How can I help my child improve in math?
- April 9, 2019
- Posted by: Admin578
- Category: Learner Psychology
The simple answer is, “Practice, practice and practice.” While the key to getting better lies in these words, these words just scratch the surface of what it takes to become good at math. The key lies in the answer to this question, “What is your child actually practicing?”
Math problems help develop three key skills. These are:
1. Computation Skills – These are skills where you learn a process for doing something. For example, learning to multiply large numbers, doing division or learning to add fractions.
2. Conceptual Understanding – This is your understanding of the “why” behind a process, how concepts are linked and how a concept relates to real life.
3. Application and Problem Solving Skills – These skills require you to use computation skills and conceptual understanding to solve real world problems.
Rote exercises are generally meant to reinforce concepts and computation skills. While several math programs focus on rote exercises, these exercises do not help a child develop conceptual understanding or application and problem solving skills. For example, while learning a multiplication table, a child is hardly thinking of the concept of multiplication or the situations where he/she can apply it. On the other hand, conceptual exercises and word problems assume that the child is proficient in computation skills and focus on helping a child develop an understanding of the relevance of the concept and its application in the real world.
For a child to improve in math, the practice time needs to balance the development of all three skills. Initially, when a new concept is being introduced the emphasis should be more on rote practice of computation skills, and development of conceptual understanding of how a concept fits into the existing knowledge base. Gradually, the focus must shift to the application of concepts.

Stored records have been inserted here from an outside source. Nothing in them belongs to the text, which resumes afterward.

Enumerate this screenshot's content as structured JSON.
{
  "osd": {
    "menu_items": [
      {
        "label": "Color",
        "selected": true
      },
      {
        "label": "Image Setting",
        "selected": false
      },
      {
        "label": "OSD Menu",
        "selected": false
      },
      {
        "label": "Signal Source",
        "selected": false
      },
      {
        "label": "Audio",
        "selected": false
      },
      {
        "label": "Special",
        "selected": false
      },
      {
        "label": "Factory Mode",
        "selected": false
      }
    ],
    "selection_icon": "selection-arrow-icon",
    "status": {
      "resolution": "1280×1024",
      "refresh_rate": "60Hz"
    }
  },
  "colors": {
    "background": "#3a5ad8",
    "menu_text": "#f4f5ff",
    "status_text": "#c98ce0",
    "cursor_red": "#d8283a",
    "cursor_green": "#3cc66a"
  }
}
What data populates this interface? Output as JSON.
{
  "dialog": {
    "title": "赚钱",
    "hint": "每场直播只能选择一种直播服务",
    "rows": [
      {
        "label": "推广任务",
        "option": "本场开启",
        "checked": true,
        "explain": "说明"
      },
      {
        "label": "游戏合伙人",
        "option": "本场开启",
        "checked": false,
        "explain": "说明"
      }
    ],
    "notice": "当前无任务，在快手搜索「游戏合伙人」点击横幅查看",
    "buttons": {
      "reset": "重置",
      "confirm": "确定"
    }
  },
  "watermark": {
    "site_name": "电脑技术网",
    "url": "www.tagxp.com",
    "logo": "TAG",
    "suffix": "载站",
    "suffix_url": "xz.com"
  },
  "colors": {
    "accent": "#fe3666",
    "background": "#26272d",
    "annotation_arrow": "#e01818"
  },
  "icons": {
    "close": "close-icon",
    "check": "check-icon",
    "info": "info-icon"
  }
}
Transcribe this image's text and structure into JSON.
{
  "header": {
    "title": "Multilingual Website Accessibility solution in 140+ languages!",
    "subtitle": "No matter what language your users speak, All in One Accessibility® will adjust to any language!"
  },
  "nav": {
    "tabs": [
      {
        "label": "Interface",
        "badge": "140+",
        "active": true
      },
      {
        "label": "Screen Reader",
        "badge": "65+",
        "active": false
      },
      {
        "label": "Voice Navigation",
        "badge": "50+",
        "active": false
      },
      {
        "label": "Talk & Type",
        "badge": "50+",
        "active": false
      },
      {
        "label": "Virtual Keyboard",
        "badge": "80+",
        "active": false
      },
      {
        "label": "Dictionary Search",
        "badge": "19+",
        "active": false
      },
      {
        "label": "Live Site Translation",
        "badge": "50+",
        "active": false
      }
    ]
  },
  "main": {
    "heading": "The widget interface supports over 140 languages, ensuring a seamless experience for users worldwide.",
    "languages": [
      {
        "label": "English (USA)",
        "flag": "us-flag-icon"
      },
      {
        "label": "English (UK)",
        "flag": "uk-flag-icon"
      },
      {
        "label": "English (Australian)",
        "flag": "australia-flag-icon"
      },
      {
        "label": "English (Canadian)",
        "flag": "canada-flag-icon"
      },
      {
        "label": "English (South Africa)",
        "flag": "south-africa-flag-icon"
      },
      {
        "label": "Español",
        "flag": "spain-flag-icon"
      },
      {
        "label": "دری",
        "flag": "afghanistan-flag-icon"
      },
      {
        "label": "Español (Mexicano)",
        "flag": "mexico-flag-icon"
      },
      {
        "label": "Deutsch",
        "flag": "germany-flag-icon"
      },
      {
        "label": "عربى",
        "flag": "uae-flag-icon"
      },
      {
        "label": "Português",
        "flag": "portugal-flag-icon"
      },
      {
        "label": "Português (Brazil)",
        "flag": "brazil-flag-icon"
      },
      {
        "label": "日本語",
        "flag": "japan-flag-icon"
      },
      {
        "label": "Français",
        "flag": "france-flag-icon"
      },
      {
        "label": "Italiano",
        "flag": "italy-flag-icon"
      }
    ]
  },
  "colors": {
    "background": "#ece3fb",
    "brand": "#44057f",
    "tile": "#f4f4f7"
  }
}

The practice time has to take into account the changing needs of the learner. The speed at which the balance shifts and the type of application problems that a child is exposed to depends on each child. At one end of the spectrum, a slower learner might spend more time doing rote exercises and working on simple application problems. At the other end, a gifted learner might spend more time working on challenging and contest level problems. The key to achieving the right balance is to provide a child with problems that build his or her skills and confidence, and challenge him or her just enough to make them get better at problem solving and application.